The handling of the tissues is very important. From the experience of this procedure performed in infants and children, the authors realize that the short gastric vessels should not be diathermised, but should rather be ligated. Use of diathermy results in the spasm of the vessels and the fundal stomach becomes atonic and flabby, though, it has never resulted in ischaemic necrosis. It has always been feasible to bring the small sized stomach in pure esophageal atresia, up into the neck to perform an anastomosis after due mobilization including kocherization. The neonatal stomach in all cases easily adapted in the thoracic cavity without causing any respiratory embarrassment. An ideal situation should be that the baby should be around 2 kg in weight, with no chest infection, no major congenital heart disease and no multiple associated multiple anomalies. Pyloroplasty should not be done as it reduces the length of the stomach by a centimeter or so. A pyloromyotomy is a good alternative option sufficient to provide drainage. The trans hiatal route is quite feasible and short as well for pulling the stomach up in the neck. The tunnel can be created easily using fingers from above in the neck and below through the esophageal hiatus. This route was used in all the newborns in this series. Performing a primary gastric pull up in the neonatal period as an emergency procedure in pure esophageal atresia offered a definitive procedure and avoided the complications and high mortality associated with diversion (esophagostomy and gastrostomy).

The main advantage of performing such an operation in the newborn is that a thoracotomy is not required and there is no chance of any leak in the chest. Moreover, a neonatal gastric pull-up can be performed as a definitive procedure to avoid esophageal diversion, repeated surgical procedures requiring prolonged hospital stay/visits. The stomach is very vascular and muscular. It can safely be used even in the presence of mediastinal sepsis that usually follows the major leaks after primary anastomosis for EA/TEF. Gastric pullup can be performed even in emergency without the need for any preparation. The absence of mortality in this series was encouraging.

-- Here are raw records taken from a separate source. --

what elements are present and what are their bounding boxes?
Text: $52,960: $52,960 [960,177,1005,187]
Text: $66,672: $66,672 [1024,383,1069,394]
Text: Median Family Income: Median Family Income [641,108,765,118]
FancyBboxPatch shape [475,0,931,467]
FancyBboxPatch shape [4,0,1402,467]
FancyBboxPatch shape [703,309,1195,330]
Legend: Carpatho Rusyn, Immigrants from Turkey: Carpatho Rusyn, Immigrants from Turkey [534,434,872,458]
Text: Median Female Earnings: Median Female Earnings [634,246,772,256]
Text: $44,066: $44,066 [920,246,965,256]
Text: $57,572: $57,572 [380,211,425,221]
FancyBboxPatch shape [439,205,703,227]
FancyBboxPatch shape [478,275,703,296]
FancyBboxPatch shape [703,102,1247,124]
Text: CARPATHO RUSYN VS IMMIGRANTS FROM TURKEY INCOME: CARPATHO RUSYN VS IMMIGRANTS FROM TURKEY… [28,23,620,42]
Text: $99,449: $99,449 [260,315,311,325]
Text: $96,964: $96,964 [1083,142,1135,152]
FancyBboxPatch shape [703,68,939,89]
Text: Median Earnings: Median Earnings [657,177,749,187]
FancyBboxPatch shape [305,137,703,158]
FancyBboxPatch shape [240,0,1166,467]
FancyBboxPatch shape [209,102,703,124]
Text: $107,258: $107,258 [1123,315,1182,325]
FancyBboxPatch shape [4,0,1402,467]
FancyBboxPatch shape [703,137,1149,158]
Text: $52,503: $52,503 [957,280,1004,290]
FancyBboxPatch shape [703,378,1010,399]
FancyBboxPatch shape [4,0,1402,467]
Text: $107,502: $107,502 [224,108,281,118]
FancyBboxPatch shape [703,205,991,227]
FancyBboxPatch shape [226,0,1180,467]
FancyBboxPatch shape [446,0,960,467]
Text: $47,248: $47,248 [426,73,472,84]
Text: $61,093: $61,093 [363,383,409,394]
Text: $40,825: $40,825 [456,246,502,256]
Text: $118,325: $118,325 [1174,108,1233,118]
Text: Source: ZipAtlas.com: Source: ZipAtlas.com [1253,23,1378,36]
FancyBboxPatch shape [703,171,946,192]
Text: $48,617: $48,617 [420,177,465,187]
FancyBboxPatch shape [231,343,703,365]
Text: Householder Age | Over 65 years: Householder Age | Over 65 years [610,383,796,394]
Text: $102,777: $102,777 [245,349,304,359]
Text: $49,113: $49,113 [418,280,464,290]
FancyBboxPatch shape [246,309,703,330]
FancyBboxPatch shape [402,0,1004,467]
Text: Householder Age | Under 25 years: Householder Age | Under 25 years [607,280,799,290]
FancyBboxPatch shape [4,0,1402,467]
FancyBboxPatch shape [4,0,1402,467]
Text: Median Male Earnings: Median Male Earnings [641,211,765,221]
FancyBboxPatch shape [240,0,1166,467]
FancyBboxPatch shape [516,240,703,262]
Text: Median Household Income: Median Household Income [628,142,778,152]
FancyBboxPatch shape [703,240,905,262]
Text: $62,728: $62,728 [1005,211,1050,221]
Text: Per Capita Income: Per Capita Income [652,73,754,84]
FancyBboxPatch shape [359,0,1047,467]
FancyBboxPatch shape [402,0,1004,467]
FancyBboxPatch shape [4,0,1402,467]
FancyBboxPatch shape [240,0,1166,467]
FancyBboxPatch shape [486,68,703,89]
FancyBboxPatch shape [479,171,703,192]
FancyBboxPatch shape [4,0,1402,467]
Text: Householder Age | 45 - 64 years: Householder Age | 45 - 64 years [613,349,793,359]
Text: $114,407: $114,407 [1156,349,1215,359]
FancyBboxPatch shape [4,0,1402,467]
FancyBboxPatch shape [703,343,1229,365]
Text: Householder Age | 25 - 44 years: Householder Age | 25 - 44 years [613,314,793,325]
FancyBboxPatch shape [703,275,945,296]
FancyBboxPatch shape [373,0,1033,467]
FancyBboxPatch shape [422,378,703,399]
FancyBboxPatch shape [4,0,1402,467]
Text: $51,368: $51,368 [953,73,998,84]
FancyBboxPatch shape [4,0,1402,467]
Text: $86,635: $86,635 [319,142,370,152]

The long term concerns related to the gastric clearances, biliary reflux, anemia, biliary gastritis and achlorhydria and the loss of function of the gastric reservoir affecting the growth and development of the patient, still remain unanswered. However, the long term results following the use of stomach in infants and children in the authors experience have been very encouraging with no serious disability.

To conclude, gastric transposition may be considered as one of the definitive procedures to replace the esophagus even in the newborns for pure esophageal atresia with long gap, to avoid other procedures requiring repeated surgeries and the hospital visits.